O Que Diz o Projeto de Lei 6427/25
De autoria do deputado Amom Mandel (Cidadania-AM), o Projeto de Lei 6427/25 determina que as embalagens de alimentos apresentem informações ostensivas, claras e de fácil visualização sobre a presença de resíduos de agrotóxicos ou pesticidas. A rotulagem deverá indicar expressamente se o produto está em conformidade com os limites máximos de resíduos estabelecidos por lei e pelas autoridades sanitárias.
Além disso, as empresas serão obrigadas a detalhar os potenciais riscos dessas substâncias para a saúde humana. Mandel argumenta que o Brasil é um dos maiores consumidores de pesticidas do mundo e que os limites atuais apenas administram os riscos, sem eliminá-los completamente. Ele critica a rotulagem atual por considerá-la limitada a dados essenciais sobre a cadeia produtiva.

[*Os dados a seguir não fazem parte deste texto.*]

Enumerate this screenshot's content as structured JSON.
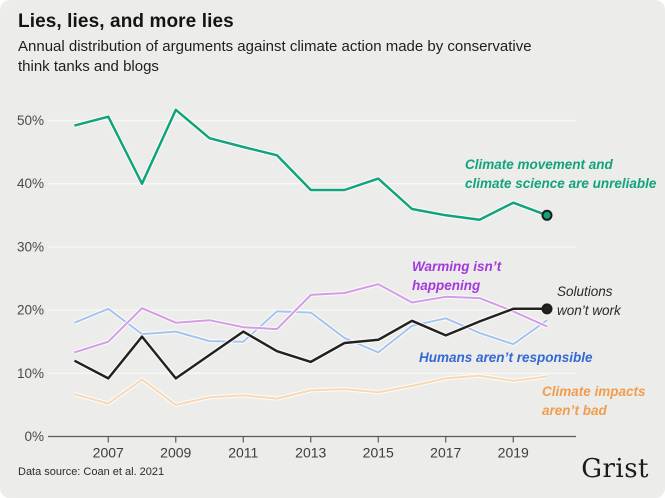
{
  "header": {
    "title": "Lies, lies, and more lies",
    "subtitle": "Annual distribution of arguments against climate action made by conservative\nthink tanks and blogs"
  },
  "chart_data": {
    "type": "line",
    "x": [
      2006,
      2007,
      2008,
      2009,
      2010,
      2011,
      2012,
      2013,
      2014,
      2015,
      2016,
      2017,
      2018,
      2019,
      2020
    ],
    "x_tick_labels": [
      "2007",
      "2009",
      "2011",
      "2013",
      "2015",
      "2017",
      "2019"
    ],
    "x_tick_years": [
      2007,
      2009,
      2011,
      2013,
      2015,
      2017,
      2019
    ],
    "y_tick_labels": [
      "0%",
      "10%",
      "20%",
      "30%",
      "40%",
      "50%"
    ],
    "y_tick_values": [
      0,
      10,
      20,
      30,
      40,
      50
    ],
    "ylim": [
      0,
      55
    ],
    "grid": "horizontal-light",
    "legend_position": "inline-annotations",
    "background_color": "#ececea",
    "gridline_color": "#f7f7f4",
    "axis_color": "#5a5a5a",
    "tick_label_color": "#3d3d3d",
    "series": [
      {
        "name": "climate-impacts-arent-bad",
        "label": "Climate impacts\naren’t bad",
        "color": "#f6d9b2",
        "label_color": "#f09d4d",
        "line_width": 2,
        "end_dot": false,
        "values": [
          6.7,
          5.2,
          9.0,
          5.0,
          6.2,
          6.5,
          6.0,
          7.3,
          7.5,
          7.0,
          8.0,
          9.2,
          9.6,
          8.8,
          9.5
        ]
      },
      {
        "name": "humans-arent-responsible",
        "label": "Humans aren’t responsible",
        "color": "#a6c3ee",
        "label_color": "#3468d3",
        "line_width": 2,
        "end_dot": false,
        "values": [
          18.0,
          20.2,
          16.2,
          16.6,
          15.1,
          15.0,
          19.8,
          19.6,
          15.6,
          13.3,
          17.5,
          18.7,
          16.4,
          14.6,
          18.4
        ]
      },
      {
        "name": "warming-isnt-happening",
        "label": "Warming isn’t\nhappening",
        "color": "#d49be7",
        "label_color": "#a438dd",
        "line_width": 2,
        "end_dot": false,
        "values": [
          13.3,
          15.0,
          20.3,
          18.0,
          18.4,
          17.3,
          17.0,
          22.4,
          22.7,
          24.1,
          21.2,
          22.1,
          21.9,
          19.8,
          17.4
        ]
      },
      {
        "name": "solutions-wont-work",
        "label": "Solutions\nwon’t work",
        "color": "#242220",
        "label_color": "#2a2a28",
        "line_width": 2.5,
        "end_dot": true,
        "dot_fill": "#242220",
        "values": [
          12.0,
          9.2,
          15.8,
          9.2,
          12.9,
          16.6,
          13.5,
          11.8,
          14.8,
          15.3,
          18.3,
          16.0,
          18.2,
          20.2,
          20.2
        ]
      },
      {
        "name": "climate-science-unreliable",
        "label": "Climate movement and\nclimate science are unreliable",
        "color": "#12a37c",
        "label_color": "#12a37c",
        "line_width": 2.5,
        "end_dot": true,
        "dot_fill": "#12a37c",
        "values": [
          49.2,
          50.6,
          40.0,
          51.7,
          47.2,
          45.8,
          44.5,
          39.0,
          39.0,
          40.8,
          36.0,
          35.0,
          34.3,
          37.0,
          35.0
        ]
      }
    ]
  },
  "footer": {
    "source": "Data source: Coan et al. 2021",
    "logo": "Grist"
  }
}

Proteção Social e Sanitária para Grupos Vulneráveis
O deputado Amom Mandel destaca que a medida tem um forte viés de proteção social. Ele afirma que “famílias de menor renda, populações periféricas e grupos historicamente vulnerabilizados são, em regra, os que mais sofrem com a exposição involuntária a substâncias químicas, sendo frequentemente privadas de instrumentos que lhes permitam escolhas seguras”.

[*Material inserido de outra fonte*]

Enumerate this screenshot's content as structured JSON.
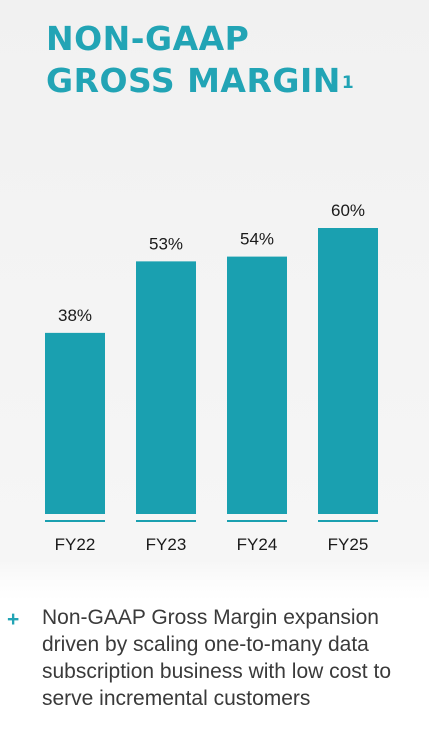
{
  "title": {
    "line1": "NON-GAAP",
    "line2": "GROSS MARGIN",
    "footnote": "1"
  },
  "chart_data": {
    "type": "bar",
    "categories": [
      "FY22",
      "FY23",
      "FY24",
      "FY25"
    ],
    "values": [
      38,
      53,
      54,
      60
    ],
    "value_labels": [
      "38%",
      "53%",
      "54%",
      "60%"
    ],
    "title": "NON-GAAP GROSS MARGIN",
    "xlabel": "",
    "ylabel": "",
    "ylim": [
      0,
      60
    ],
    "grid": false,
    "color": "#1aa0b0"
  },
  "bullet": {
    "marker": "+",
    "text": "Non-GAAP Gross Margin expansion driven by scaling one-to-many data subscription business with low cost to serve incremental customers"
  },
  "colors": {
    "accent": "#22a4b5",
    "bar": "#1aa0b0",
    "text": "#3a3a3a"
  }
}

A proposta visa oferecer um “mecanismo poderoso de proteção social e sanitária” através da simples divulgação objetiva desses dados nos rótulos. A transparência, segundo Mandel, pode estimular os fornecedores a adotarem práticas produtivas mais seguras e sustentáveis, beneficiando a todos.
Alerta sobre Efeitos Crônicos e Próximos Passos da Proposta
Amom Mandel também menciona estudos de vigilância sanitária que apontam a presença de substâncias associadas a efeitos crônicos, como distúrbios neurológicos e aumento da incidência de câncer, mesmo em produtos que atendem aos limites legais. O deputado acredita que a transparência nos rótulos pode ser um fator decisivo para a saúde pública.
Atualmente, o Código de Defesa do Consumidor já estabelece como direito básico do consumidor a informação adequada sobre riscos e a proteção da saúde. O projeto será analisado pelas comissões de Defesa do Consumidor e de Constituição e Justiça e de Cidadania, em caráter conclusivo. Para se tornar lei, precisará ser aprovado pelos deputados, senadores e sancionado pela Presidência da República.